University essay from Stockholms universitet/JMK


India has had a complicated and close relationship to Britain for hundreds of years. The nations have been connected both politically and economically. In the colonial times, India was ruled by Britain and had the power to depict the colonies in the way that suited their own interests. According to Edward Said, Orientalism is a discourse that affected the depicturing of Eastern countries, such as India. This depicturing is connected to the unequal power relations between Britain and India, and made it possible for Westerners to create and spread Oriental stereotypes that were racist, sexist and ethnocentric. Today the international relations have changed, and a more global society is growing. To understand if a global news channel, such as BBC World, still depicture India as a distant and exotic other or as a part of the global society, this study looked at how BBC World depictured India in the news videos of online news flow.
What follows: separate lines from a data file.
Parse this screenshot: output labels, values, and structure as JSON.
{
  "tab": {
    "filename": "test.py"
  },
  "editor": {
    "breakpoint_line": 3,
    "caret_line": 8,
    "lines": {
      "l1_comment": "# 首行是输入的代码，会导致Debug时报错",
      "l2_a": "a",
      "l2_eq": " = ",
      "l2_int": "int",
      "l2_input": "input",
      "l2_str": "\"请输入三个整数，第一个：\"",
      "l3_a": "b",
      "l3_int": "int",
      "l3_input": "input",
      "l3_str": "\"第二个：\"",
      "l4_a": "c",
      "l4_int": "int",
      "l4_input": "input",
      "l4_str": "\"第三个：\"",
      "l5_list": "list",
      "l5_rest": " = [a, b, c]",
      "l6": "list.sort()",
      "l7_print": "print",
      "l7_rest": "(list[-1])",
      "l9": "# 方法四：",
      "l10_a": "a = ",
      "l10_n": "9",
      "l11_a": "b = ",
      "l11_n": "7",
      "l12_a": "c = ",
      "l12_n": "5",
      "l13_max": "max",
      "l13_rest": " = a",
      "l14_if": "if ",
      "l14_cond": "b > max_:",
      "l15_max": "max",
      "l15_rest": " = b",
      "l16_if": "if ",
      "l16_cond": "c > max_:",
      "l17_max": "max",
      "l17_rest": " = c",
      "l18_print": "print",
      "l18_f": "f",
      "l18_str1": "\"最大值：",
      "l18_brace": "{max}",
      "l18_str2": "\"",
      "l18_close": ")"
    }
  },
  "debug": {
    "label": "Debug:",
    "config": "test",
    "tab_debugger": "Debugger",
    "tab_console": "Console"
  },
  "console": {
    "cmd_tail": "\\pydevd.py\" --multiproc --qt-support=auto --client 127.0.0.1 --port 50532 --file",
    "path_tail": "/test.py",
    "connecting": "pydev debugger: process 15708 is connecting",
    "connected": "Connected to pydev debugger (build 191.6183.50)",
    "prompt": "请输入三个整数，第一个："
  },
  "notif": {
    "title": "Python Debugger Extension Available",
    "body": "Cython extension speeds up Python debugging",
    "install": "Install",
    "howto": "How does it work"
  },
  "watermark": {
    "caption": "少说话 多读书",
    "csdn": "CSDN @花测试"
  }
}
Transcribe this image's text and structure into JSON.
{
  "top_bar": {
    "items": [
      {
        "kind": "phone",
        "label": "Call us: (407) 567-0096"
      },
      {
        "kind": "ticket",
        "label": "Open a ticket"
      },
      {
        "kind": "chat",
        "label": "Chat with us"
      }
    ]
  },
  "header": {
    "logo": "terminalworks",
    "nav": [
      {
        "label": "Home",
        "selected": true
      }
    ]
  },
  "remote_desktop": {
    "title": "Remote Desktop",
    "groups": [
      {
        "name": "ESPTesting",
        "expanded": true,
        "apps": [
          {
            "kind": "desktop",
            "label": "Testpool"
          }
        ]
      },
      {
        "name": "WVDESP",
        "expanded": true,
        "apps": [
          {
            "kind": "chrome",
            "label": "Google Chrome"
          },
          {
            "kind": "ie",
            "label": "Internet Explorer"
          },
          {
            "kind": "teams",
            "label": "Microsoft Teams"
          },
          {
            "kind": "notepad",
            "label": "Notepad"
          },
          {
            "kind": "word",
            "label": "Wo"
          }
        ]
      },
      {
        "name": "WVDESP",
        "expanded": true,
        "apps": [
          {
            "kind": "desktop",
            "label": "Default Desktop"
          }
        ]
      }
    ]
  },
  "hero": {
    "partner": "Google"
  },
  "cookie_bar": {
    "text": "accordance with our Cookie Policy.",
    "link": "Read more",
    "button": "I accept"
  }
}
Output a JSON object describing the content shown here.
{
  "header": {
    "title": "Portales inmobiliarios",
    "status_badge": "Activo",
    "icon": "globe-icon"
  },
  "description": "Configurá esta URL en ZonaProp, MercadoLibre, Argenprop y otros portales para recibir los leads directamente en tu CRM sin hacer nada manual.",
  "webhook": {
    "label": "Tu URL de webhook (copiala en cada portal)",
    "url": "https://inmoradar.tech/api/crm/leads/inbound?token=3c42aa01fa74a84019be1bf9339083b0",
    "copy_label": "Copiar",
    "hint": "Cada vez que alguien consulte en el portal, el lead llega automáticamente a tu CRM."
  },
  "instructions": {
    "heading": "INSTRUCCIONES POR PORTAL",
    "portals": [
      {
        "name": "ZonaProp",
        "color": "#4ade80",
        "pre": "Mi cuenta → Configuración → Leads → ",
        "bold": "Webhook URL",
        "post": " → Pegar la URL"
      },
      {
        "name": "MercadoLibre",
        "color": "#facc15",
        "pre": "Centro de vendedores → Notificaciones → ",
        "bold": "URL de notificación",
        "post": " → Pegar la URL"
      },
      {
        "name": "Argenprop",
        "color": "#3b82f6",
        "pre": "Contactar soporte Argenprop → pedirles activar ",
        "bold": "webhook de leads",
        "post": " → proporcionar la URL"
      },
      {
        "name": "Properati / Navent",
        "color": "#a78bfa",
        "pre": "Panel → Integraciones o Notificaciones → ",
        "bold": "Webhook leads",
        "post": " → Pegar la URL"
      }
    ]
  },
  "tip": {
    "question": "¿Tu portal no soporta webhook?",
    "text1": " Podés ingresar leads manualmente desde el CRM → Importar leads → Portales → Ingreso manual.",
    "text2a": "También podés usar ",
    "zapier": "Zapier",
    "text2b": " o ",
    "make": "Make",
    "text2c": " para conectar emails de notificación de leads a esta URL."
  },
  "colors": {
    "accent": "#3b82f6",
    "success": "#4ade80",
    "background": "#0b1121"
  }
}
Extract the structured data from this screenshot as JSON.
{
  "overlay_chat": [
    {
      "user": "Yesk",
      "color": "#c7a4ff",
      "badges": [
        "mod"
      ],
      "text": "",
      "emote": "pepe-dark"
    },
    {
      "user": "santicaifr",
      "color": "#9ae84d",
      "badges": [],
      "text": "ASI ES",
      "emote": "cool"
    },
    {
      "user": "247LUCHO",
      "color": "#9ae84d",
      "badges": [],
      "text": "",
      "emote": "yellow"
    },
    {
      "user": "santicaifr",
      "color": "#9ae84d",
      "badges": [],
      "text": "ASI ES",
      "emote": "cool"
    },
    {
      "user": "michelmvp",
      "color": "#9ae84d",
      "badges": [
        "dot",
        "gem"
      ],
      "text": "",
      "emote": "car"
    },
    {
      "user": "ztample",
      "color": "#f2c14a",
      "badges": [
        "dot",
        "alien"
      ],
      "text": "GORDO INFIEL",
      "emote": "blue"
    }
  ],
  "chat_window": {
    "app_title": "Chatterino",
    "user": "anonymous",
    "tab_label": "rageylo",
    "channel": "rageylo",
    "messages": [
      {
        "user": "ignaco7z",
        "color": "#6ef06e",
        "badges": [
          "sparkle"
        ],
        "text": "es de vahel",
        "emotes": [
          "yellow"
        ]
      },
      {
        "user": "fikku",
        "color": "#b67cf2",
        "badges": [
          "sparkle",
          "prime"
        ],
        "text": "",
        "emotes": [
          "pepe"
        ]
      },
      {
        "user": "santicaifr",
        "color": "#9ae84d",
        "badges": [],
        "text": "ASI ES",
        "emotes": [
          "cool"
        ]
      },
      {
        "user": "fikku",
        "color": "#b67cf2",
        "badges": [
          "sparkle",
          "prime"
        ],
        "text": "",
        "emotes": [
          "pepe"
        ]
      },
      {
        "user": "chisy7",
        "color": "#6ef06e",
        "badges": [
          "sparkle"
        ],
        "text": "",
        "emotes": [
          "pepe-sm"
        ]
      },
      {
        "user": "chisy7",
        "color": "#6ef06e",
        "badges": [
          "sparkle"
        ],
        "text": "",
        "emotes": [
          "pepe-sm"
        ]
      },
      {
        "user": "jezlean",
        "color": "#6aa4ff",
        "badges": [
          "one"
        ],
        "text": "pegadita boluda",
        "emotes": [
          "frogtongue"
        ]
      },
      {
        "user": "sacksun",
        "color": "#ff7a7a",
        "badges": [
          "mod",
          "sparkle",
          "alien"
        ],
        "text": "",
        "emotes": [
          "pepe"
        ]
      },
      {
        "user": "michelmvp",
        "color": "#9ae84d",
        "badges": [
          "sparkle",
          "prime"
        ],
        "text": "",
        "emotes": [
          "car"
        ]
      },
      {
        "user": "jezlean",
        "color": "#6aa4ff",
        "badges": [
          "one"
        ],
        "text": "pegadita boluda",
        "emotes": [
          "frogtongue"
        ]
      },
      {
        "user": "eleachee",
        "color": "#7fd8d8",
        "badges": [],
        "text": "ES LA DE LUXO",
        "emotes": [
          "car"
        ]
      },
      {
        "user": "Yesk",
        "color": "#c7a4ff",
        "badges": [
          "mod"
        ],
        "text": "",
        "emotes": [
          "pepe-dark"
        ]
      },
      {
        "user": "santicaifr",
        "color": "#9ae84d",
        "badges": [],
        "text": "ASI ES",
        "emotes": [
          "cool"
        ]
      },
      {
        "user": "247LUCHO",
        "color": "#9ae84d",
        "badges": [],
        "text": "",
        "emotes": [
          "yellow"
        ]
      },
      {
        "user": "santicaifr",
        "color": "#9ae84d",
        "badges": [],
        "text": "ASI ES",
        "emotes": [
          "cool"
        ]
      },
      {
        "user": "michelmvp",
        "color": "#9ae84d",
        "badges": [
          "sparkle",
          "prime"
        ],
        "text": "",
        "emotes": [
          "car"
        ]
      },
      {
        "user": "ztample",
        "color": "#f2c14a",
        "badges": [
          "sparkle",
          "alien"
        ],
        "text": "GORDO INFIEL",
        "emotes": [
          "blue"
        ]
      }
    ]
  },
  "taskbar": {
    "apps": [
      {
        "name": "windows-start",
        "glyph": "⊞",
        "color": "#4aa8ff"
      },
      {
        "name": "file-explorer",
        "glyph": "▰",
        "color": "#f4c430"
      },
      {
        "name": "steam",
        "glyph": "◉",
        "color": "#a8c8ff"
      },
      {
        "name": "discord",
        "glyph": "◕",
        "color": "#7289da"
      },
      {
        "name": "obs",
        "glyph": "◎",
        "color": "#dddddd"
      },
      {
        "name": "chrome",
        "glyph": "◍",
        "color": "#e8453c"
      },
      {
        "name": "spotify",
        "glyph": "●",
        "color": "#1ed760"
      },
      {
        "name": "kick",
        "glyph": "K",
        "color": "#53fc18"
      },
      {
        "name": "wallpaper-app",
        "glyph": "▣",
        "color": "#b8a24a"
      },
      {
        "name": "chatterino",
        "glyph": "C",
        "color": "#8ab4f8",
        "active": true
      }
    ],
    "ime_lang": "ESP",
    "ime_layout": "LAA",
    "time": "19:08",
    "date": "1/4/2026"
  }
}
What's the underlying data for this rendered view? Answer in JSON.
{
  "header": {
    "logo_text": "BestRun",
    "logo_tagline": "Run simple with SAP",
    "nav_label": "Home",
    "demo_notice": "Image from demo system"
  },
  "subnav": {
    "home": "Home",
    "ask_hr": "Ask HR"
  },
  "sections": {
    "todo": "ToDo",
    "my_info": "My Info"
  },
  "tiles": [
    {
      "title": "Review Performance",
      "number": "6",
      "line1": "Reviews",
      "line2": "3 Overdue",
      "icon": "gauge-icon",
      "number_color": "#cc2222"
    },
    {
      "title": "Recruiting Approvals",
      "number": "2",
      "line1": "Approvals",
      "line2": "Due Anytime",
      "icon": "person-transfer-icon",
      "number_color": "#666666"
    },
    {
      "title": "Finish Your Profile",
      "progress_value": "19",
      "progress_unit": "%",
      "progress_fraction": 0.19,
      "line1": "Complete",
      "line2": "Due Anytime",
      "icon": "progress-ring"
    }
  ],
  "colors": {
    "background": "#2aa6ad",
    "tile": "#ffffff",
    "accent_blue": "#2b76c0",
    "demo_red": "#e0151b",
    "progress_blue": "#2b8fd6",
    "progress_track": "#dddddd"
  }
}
By coding over 200 news videos from BBCWorld’s webpage, this quantitative study gives an insight to how India is generally presented on BBC World, in the online news flow 2-3 rd of April, 2015. The coding scheme was based on Said’s definition of Orientalism, and demonstrates how parts of his concept of Orientalism can be operationalized to study Orientalism in a quantitative study. In contrast to Said’s Oriental discourse, the results showed that BBC World depictured people in India as neither exotic nor very distant. However, India was depictured as an up and coming nation with a growing economy, a depicturing which can be connected to Britain’s own national interest in India and the international relations of today. Finally, a question for future discussions is hoisted; is an updated version of Orientalism needed, to capture the growing global society and discourses of today?